It’s been just revealed that Bitcoin miners’ balance has been dropping in the light of the disaster involving FTX. Check out the latest reports about Bitcoin.
Bitcoin miners’ balance slides
Bitcoin (BTC) miners or entities generating the cryptocurrency seem to be running down their coin stash amid the FTX-induced market panic.
Just to refresh your memory, during the past seven days, the balance held in miner wallets has declined by 9,402 BTC to a ten-month low of 1.826 million BTC ($30.6 billion). The info is according to data tracked by blockchain analytics firm Glassnode.
The miner net position change, or the 30-day change of BTC supply held in miner addresses, slipped to -10,972 BTC on Thursday, the lowest since early January.
It’s been reported that the sell-off could continue in the days ahead, analysts told CoinDesk. Such a thing would worsen the situation for miners, who have been facing high operational costs.

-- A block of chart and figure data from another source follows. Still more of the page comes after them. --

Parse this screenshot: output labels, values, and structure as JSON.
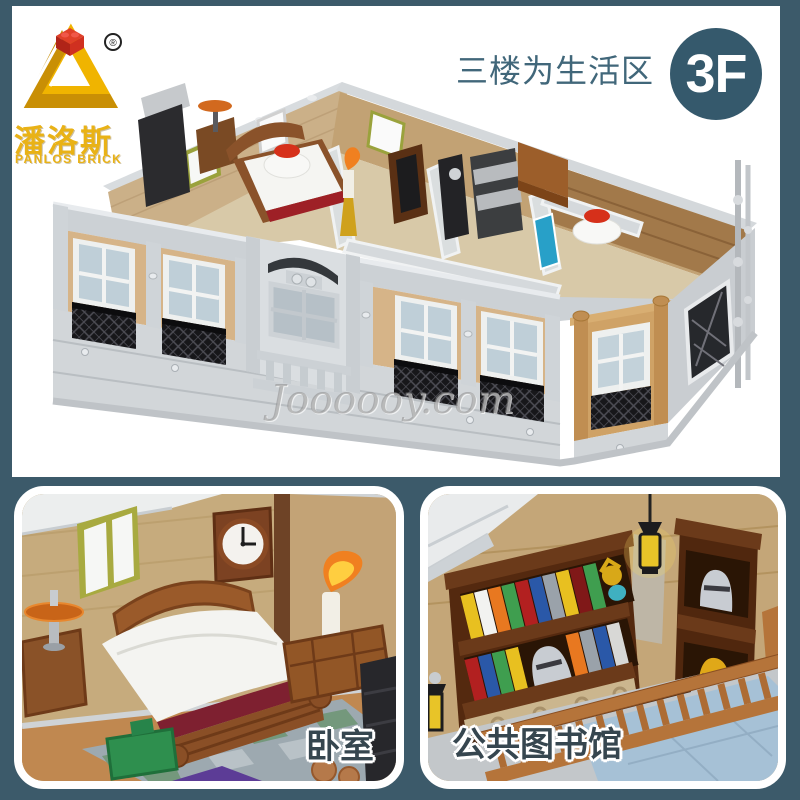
{
  "theme": {
    "background": "#3c5a6a",
    "panel": "#ffffff"
  },
  "brand": {
    "name_cn": "潘洛斯",
    "name_en": "PANLOS BRICK",
    "registered_mark": "®",
    "logo_icon": "penrose-triangle-with-red-brick",
    "logo_color": "#e9b216",
    "brick_color": "#d63a20"
  },
  "header": {
    "caption": "三楼为生活区",
    "caption_color": "#41677a",
    "floor_badge": {
      "label": "3F",
      "background": "#35596c",
      "color": "#ffffff"
    }
  },
  "main_image": {
    "subject": "brick-built third-floor living area model, roofless isometric view",
    "watermark": "Joooooy.com",
    "colors": {
      "wall_gray": "#ced3d7",
      "facade_tan": "#d6b488",
      "interior_tan": "#cbb088",
      "lattice_black": "#17171a",
      "accent_red": "#d6301a"
    }
  },
  "gallery": {
    "items": [
      {
        "label": "卧室"
      },
      {
        "label": "公共图书馆"
      }
    ],
    "label_color": "#36464f",
    "label_outline": "#ffffff"
  }
}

“Bitcoin mining companies have struggled this year, with the fall in the price of the largest cryptocurrency and rising energy prices (and operating costs) leading to a decline in revenue. As a result of this, mining firms have been heavily selling their underlying holdings, leading to significant net outflows over the last six months,” data provider CryptoCompare said in the October review.
CZ explains FTX collapse
The CEO of the world’s largest crypto exchange is revealing why the potential deal with former competitor and bankrupt firm FTX failed to go through.
During an interview at the 2022 Indonesia Fintech Summit, Changpeng Zhao said that rescuing FTX from bankruptcy did not make sense for Binance from both business and legal standpoints.
“From our perspective, the deal did not make sense from a numbers front. From a financial perspective, it’s a big hole. From new users, we have very high overlap. We cover all the regions they cover, and they have much less users than us. From a technology or product perspective, I think we have a superior product. They don’t have anything that we don’t have.”